DEVELOPMENT OF AN IOT-BASED DEEP LEARNING SYSTEM FOR EARLY DETECTION OF CYBERSECURITY ATTACKS IN SMART CITY NETWORKS
Keywords:
Internet of Things, Smart City, Cybersecurity, Deep Learning, CNN-LSTMAbstract
The growing use of Internet of Things (IoT) devices in smart cities has created security challenges in cyber-physical systems because of the complicated and diverse IoT environment. The current research trains an IoT-based deep learning model to identify cybersecurity attacks in smart city systems at an early stage. Hybrid convolutional neural network (CNN) and long-short term memory (LSTM) networks with CICIoT2023 data detection were used. This research selected and prepared a balanced data subset of 15200 network observations, including benign traffic and seven attack types, for analysis. The data were cleaned, categorical variables were encoded, and data were normalized. The data subset was split into 70% training, 15% validation, and 15% test sets. The CNN-LSTM model was trained and tested using Adam optimization with a learning rate of 0.001, batch size of 64, and early stopping.
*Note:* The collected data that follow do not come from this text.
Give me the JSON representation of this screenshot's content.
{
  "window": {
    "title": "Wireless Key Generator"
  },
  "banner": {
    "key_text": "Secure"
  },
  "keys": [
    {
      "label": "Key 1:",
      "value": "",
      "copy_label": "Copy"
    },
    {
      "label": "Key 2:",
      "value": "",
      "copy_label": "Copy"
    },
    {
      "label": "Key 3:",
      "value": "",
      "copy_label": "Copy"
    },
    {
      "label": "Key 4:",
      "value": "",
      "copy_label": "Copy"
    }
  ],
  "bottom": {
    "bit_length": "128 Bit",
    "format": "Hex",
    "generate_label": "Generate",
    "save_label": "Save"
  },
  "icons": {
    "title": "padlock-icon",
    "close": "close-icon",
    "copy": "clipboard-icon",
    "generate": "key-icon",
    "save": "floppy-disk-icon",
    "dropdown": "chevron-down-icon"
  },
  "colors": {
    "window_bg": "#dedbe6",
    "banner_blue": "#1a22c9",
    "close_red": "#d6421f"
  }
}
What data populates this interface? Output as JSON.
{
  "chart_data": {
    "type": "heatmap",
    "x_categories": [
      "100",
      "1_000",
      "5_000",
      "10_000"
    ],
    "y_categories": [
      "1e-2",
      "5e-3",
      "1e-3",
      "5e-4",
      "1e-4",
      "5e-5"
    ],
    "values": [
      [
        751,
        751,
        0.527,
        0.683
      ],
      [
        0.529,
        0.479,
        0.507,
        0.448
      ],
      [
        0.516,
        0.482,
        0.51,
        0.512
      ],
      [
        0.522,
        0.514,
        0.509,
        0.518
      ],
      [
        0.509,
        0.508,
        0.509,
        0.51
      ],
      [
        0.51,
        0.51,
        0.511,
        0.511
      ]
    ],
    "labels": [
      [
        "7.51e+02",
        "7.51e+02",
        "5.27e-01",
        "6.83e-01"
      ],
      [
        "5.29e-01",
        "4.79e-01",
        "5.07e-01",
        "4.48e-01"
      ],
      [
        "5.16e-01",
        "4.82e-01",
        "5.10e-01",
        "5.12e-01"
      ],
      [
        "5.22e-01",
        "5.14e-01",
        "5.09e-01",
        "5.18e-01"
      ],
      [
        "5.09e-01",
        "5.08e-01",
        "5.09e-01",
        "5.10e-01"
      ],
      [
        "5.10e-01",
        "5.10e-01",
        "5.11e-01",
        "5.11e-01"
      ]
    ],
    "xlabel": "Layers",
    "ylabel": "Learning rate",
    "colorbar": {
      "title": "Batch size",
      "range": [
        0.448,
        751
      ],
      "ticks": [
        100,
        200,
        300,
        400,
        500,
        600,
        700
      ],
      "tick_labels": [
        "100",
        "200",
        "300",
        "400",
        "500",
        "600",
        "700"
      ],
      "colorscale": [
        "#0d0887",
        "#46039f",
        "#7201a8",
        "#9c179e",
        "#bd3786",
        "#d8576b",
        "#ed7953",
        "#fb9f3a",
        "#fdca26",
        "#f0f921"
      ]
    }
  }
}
Overall multiclass accuracy, precision, recall, and F1 score were 54.61% (Attack detection: 85.56%), 61.56%, 54.61%, and 54.67%, respectively. Binary detection yielded 85.56% attack detection and 49.47% false-positive rates. The study revealed that the CNN-LSTM model outperformed traditional machine learning models and was effective against distributed denial of service (DDoS), denial of service (DoS), Mirai, and reconnaissance attacks but was less efficient against brute force, spoofing, and web attacks. The results showed that the CNN-LSTM model can detect malicious traffic for smart city IoT systems at an early stage with reasonable accuracy. However, further improvements are required to enhance multiclass attack detection before deploying the model in production.